The result: measure through the laser particle size analyzer, hydrochloric doxorubicin liposome particle size distribution 400-650nm, distribution of particles is even.Hydrochloric doxorubicin liposome envelop rate meansigma methods is that hydrochloric doxorubicin liposome envelop rate meansigma methods is 65% behind 82%, 25 ℃ of placement 0.5h, and the 0.5h drug release rate is lower than 40%.The result shows that the doxorubicin hydrochloride nanometer grade liposome particulate form of the present invention's preparation is good, and the envelop rate height of medicine reaches pharmacopeia and stipulates there is not burst effect accordingly.
Example 4: hydrochloric doxorubicin liposome injection
The 4th embodiment of the present invention adopts the hydrochloric doxorubicin liposome of embodiment 3 preparations further to process, preparation hydrochloric doxorubicin liposome injection.

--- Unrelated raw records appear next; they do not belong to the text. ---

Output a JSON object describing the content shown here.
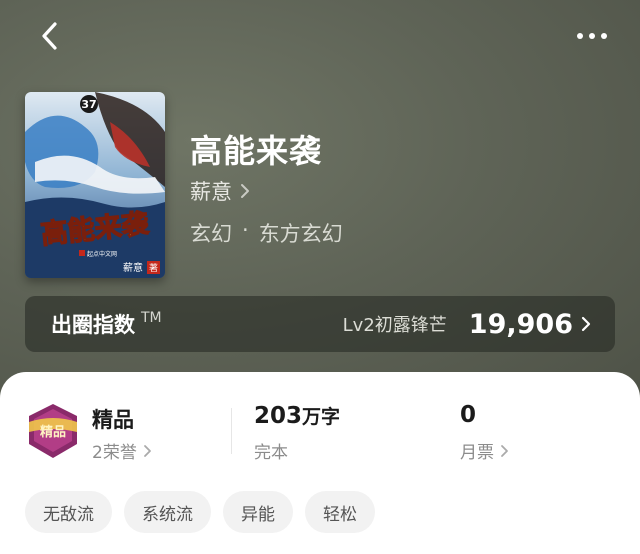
{
  "book": {
    "title": "高能来袭",
    "author": "薪意",
    "genre_primary": "玄幻",
    "genre_separator": "·",
    "genre_secondary": "东方玄幻",
    "cover": {
      "title_text": "高能来袭",
      "author_text": "薪意",
      "seal_text": "著",
      "number_text": "37",
      "publisher_text": "起点中文网"
    }
  },
  "index": {
    "label": "出圈指数",
    "tm": "TM",
    "level": "Lv2初露锋芒",
    "value": "19,906"
  },
  "stats": {
    "quality_title": "精品",
    "honors": "2荣誉",
    "badge_text": "精品",
    "word_count_number": "203",
    "word_count_unit": "万字",
    "status": "完本",
    "monthly_votes": "0",
    "monthly_votes_label": "月票"
  },
  "tags": [
    "无敌流",
    "系统流",
    "异能",
    "轻松"
  ],
  "colors": {
    "hero_bg": "#5f6457",
    "index_card_bg": "#2a2c26",
    "badge_purple": "#8a2a6a",
    "badge_gold": "#f0c64a",
    "tag_bg": "#f2f2f2"
  },
  "icons": {
    "back": "chevron-left-icon",
    "more": "more-horizontal-icon",
    "author_arrow": "chevron-right-icon",
    "index_arrow": "chevron-right-icon"
  }
}
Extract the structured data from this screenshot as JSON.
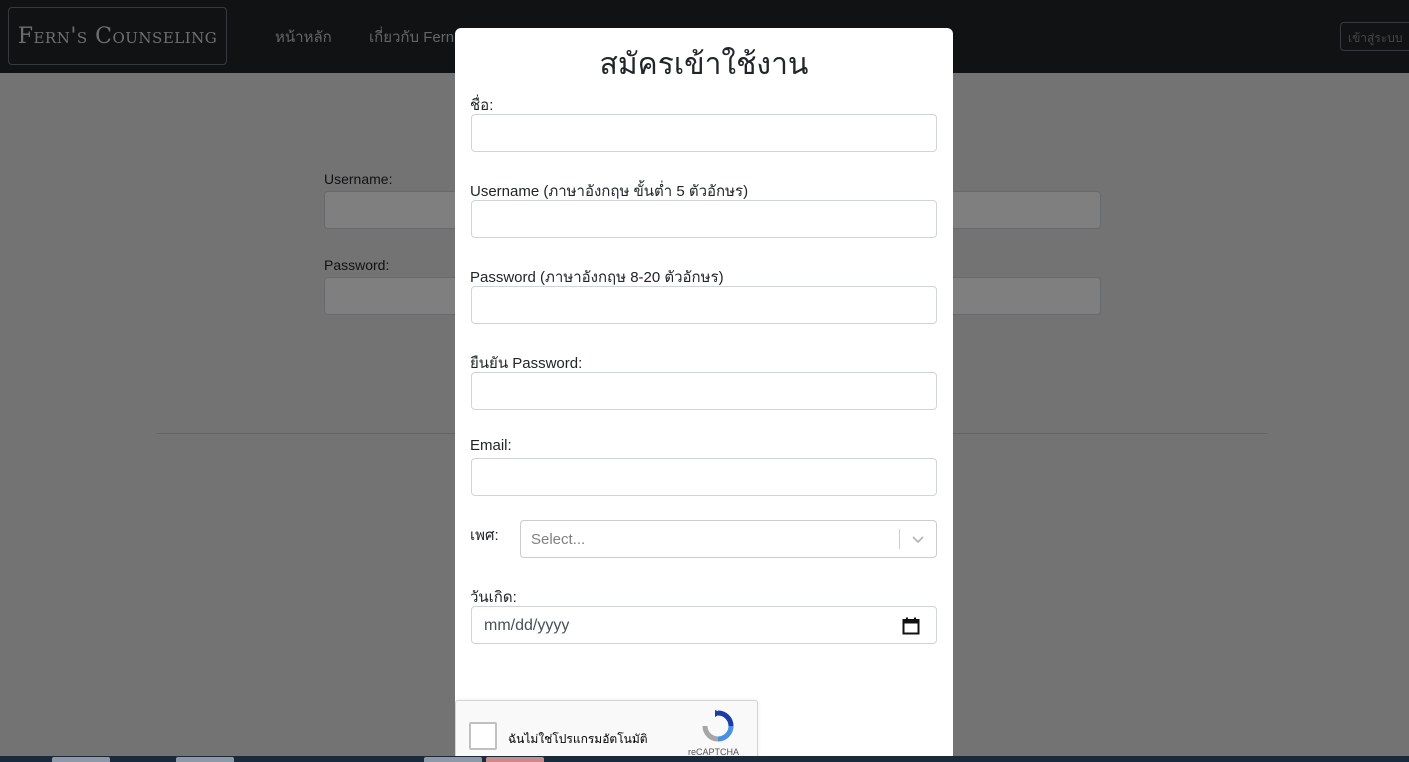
{
  "navbar": {
    "brand": "Fern's Counseling",
    "links": [
      "หน้าหลัก",
      "เกี่ยวกับ Fern"
    ],
    "login_button": "เข้าสู่ระบบ"
  },
  "background_form": {
    "username_label": "Username:",
    "password_label": "Password:"
  },
  "modal": {
    "title": "สมัครเข้าใช้งาน",
    "fields": {
      "name_label": "ชื่อ:",
      "username_label": "Username (ภาษาอังกฤษ ขั้นต่ำ 5 ตัวอักษร)",
      "password_label": "Password (ภาษาอังกฤษ 8-20 ตัวอักษร)",
      "confirm_password_label": "ยืนยัน Password:",
      "email_label": "Email:",
      "gender_label": "เพศ:",
      "gender_placeholder": "Select...",
      "birthdate_label": "วันเกิด:",
      "birthdate_placeholder": "mm/dd/yyyy"
    },
    "recaptcha": {
      "label": "ฉันไม่ใช่โปรแกรมอัตโนมัติ",
      "brand": "reCAPTCHA"
    }
  },
  "icons": {
    "dropdown": "chevron-down-icon",
    "calendar": "calendar-icon",
    "recaptcha": "recaptcha-logo-icon"
  },
  "colors": {
    "navbar_bg": "#212529",
    "overlay": "rgba(0,0,0,0.5)",
    "modal_bg": "#ffffff",
    "input_border": "#ced4da"
  }
}
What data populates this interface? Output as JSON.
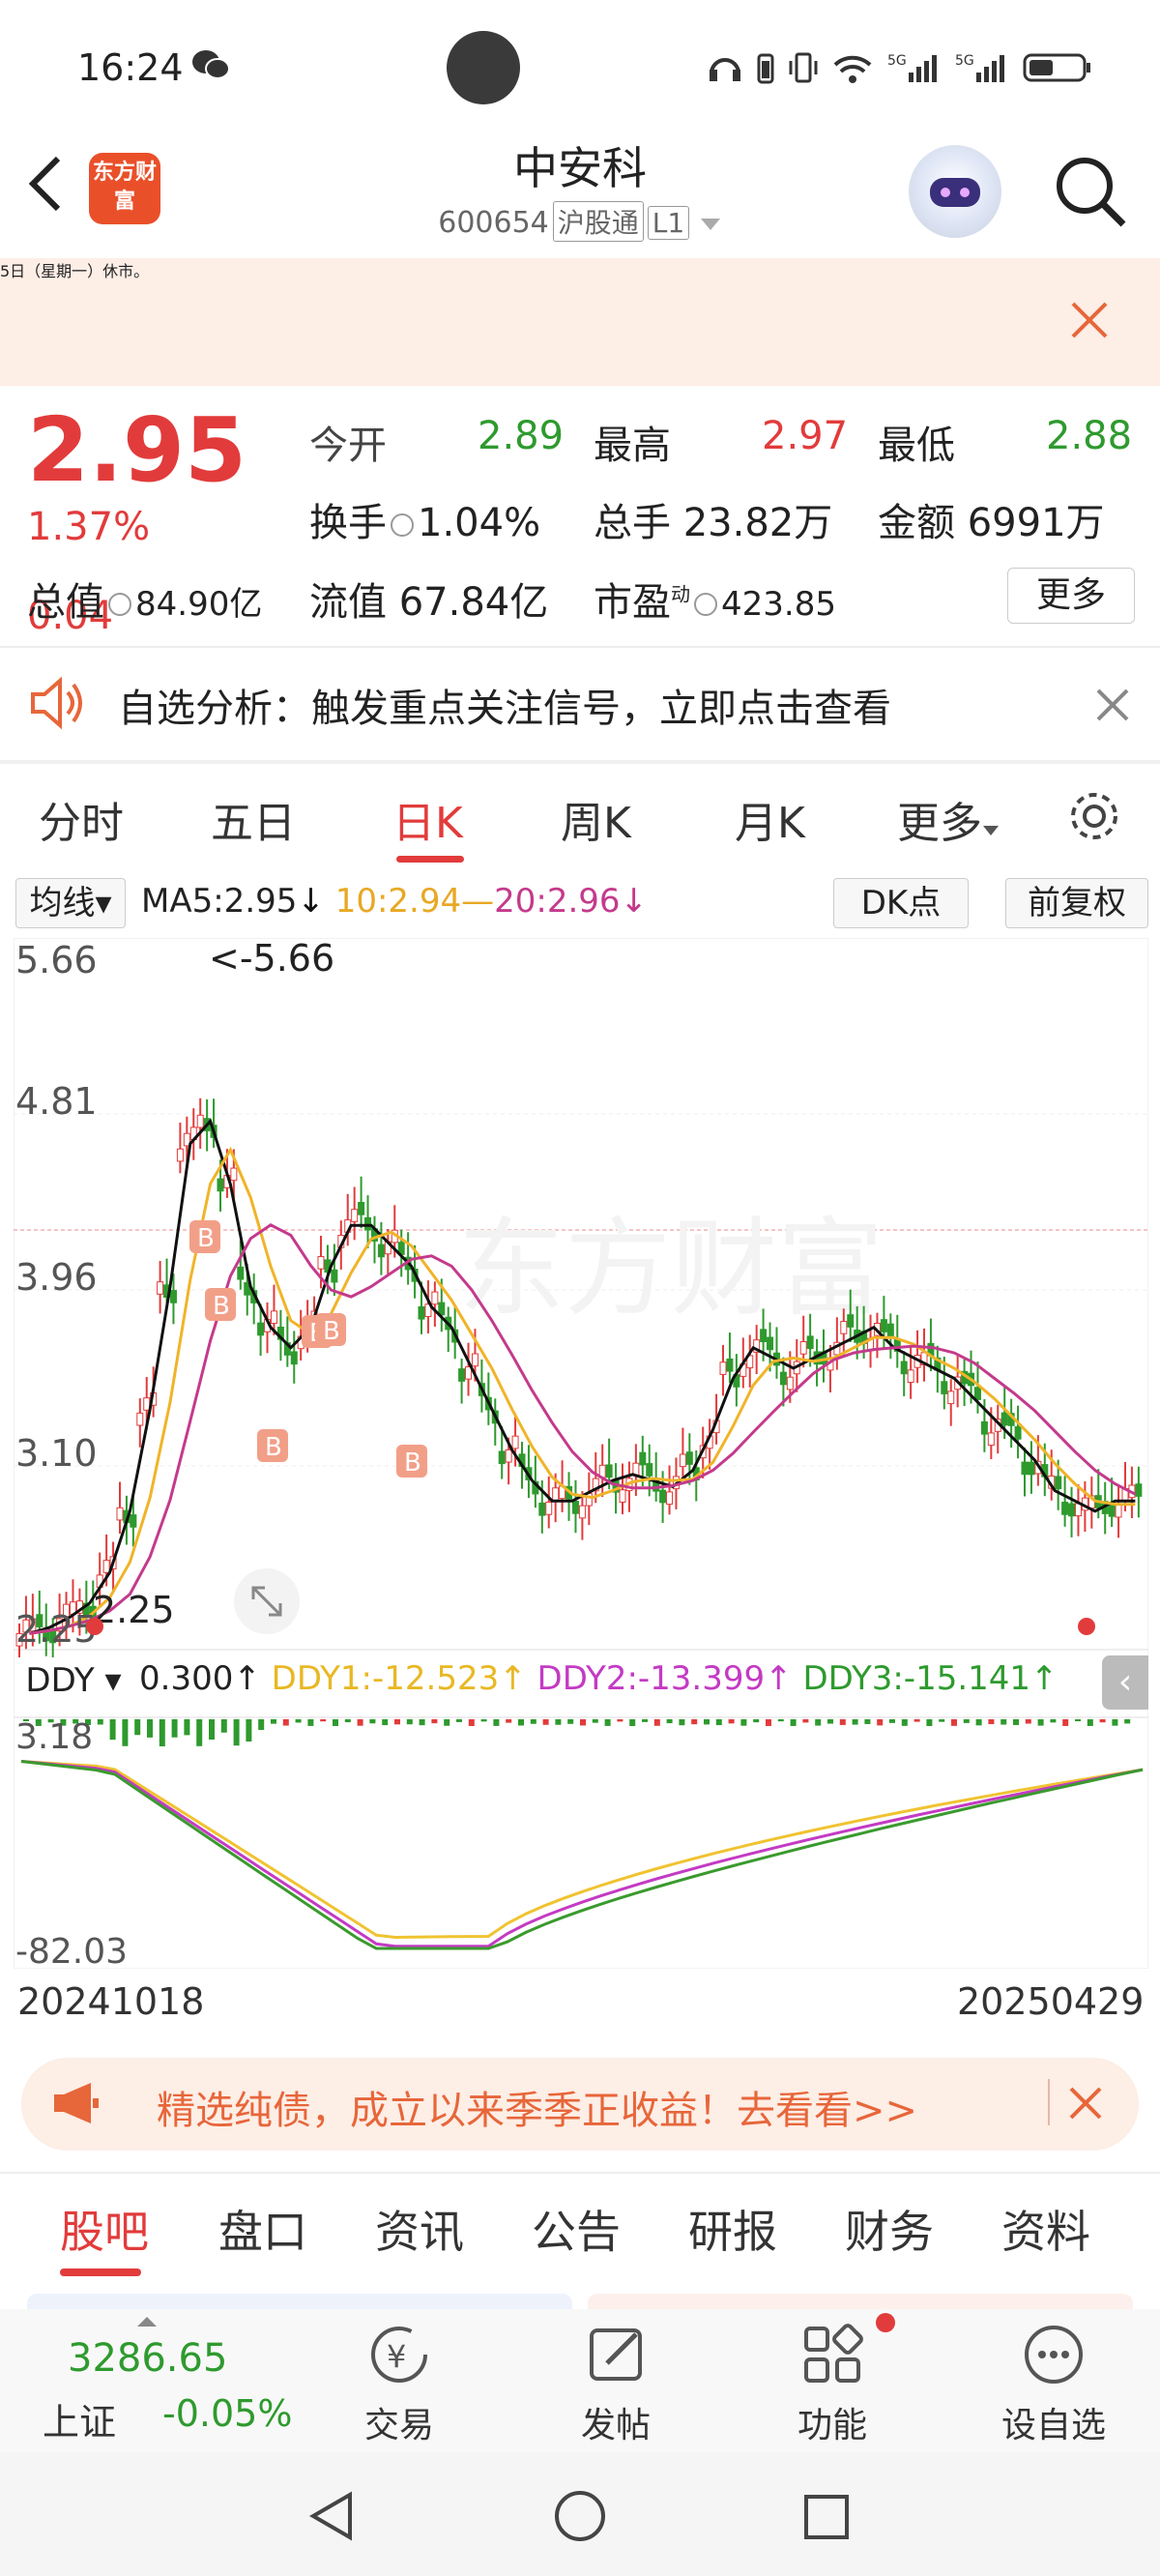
{
  "status": {
    "time": "16:24"
  },
  "header": {
    "logo_text": "东方财富",
    "name": "中安科",
    "code": "600654",
    "tag1": "沪股通",
    "tag2": "L1"
  },
  "notice": {
    "text": "5日（星期一）休市。"
  },
  "quote": {
    "price": "2.95",
    "pct": "1.37%",
    "change": "0.04",
    "open_label": "今开",
    "open": "2.89",
    "high_label": "最高",
    "high": "2.97",
    "low_label": "最低",
    "low": "2.88",
    "turnover_label": "换手",
    "turnover": "1.04%",
    "volume_label": "总手",
    "volume": "23.82万",
    "amount_label": "金额",
    "amount": "6991万",
    "mktcap_label": "总值",
    "mktcap": "84.90亿",
    "float_label": "流值",
    "float": "67.84亿",
    "pe_label": "市盈",
    "pe_sup": "动",
    "pe": "423.85",
    "more": "更多"
  },
  "alert": {
    "text": "自选分析：触发重点关注信号，立即点击查看"
  },
  "chart_tabs": [
    "分时",
    "五日",
    "日K",
    "周K",
    "月K",
    "更多"
  ],
  "ma_bar": {
    "selector": "均线",
    "ma5": "MA5:2.95",
    "ma10": "10:2.94",
    "ma20": "20:2.96",
    "dk": "DK点",
    "adjust": "前复权"
  },
  "chart_labels": {
    "y1": "5.66",
    "y2": "4.81",
    "y3": "3.96",
    "y4": "3.10",
    "y5": "2.25",
    "max_label": "<-5.66",
    "min_label": "2.25",
    "watermark": "东方财富",
    "b_marker": "B"
  },
  "ddy": {
    "selector": "DDY",
    "value": "0.300",
    "ddy1": "DDY1:-12.523",
    "ddy2": "DDY2:-13.399",
    "ddy3": "DDY3:-15.141",
    "ytop": "3.18",
    "ybot": "-82.03"
  },
  "dates": {
    "start": "20241018",
    "end": "20250429"
  },
  "promo": {
    "text": "精选纯债，成立以来季季正收益！去看看>>"
  },
  "bottom_tabs": [
    "股吧",
    "盘口",
    "资讯",
    "公告",
    "研报",
    "财务",
    "资料"
  ],
  "nav": {
    "index_value": "3286.65",
    "index_name": "上证",
    "index_change": "-0.05%",
    "trade": "交易",
    "post": "发帖",
    "func": "功能",
    "watch": "设自选"
  },
  "colors": {
    "up": "#e23b3b",
    "down": "#2e9a2e",
    "ma5": "#111111",
    "ma10": "#f0b429",
    "ma20": "#c43a8c",
    "accent": "#e7663a"
  },
  "chart_data": {
    "type": "candlestick",
    "x_range": [
      "20241018",
      "20250429"
    ],
    "ylim": [
      2.25,
      5.66
    ],
    "ma_close": [
      2.3,
      2.33,
      2.38,
      2.45,
      2.6,
      2.9,
      3.4,
      4.0,
      4.7,
      4.81,
      4.5,
      4.0,
      3.8,
      3.7,
      3.8,
      4.1,
      4.3,
      4.3,
      4.2,
      4.1,
      3.9,
      3.8,
      3.6,
      3.4,
      3.2,
      3.05,
      2.95,
      2.95,
      3.0,
      3.05,
      3.08,
      3.05,
      3.02,
      3.1,
      3.3,
      3.55,
      3.7,
      3.65,
      3.6,
      3.65,
      3.7,
      3.75,
      3.8,
      3.7,
      3.65,
      3.6,
      3.55,
      3.45,
      3.35,
      3.25,
      3.15,
      3.0,
      2.95,
      2.9,
      2.95,
      2.95
    ]
  }
}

Preparation method: the hydrochloric doxorubicin liposome suspension that embodiment 3 is made is removed free doxorubicin hydrochloride and lipid chip through the sephadex column eluting, isolates the liposome that bag carries doxorubicin hydrochloride.To wrap and carry a hydrochloric doxorubicin liposome and be dissolved in surely in the 5ml pH=7.5 phosphate buffer (PBS), add 200mg mannitol, be sub-packed in the cillin bottle of 10ml as proppant ,-30 ℃ freezing 5 hours, lyophilization (5 * 10
-4Pa 20h), makes the hydrochloric doxorubicin liposome freeze dried injection.
The result: the hydrochloric doxorubicin liposome freeze dried injection, to observe to carry out electron microscopic morphology behind the physiological saline solution, bag carries the liposome form rounding of doxorubicin hydrochloride, and particle diameter slightly increases, and scope 500-700nm is evenly distributed, and does not have poly-group phenomenon.The result shows that wrapping the liposome that carries doxorubicin hydrochloride can make concrete preparations such as injection, and form keeps better, and is stable higher.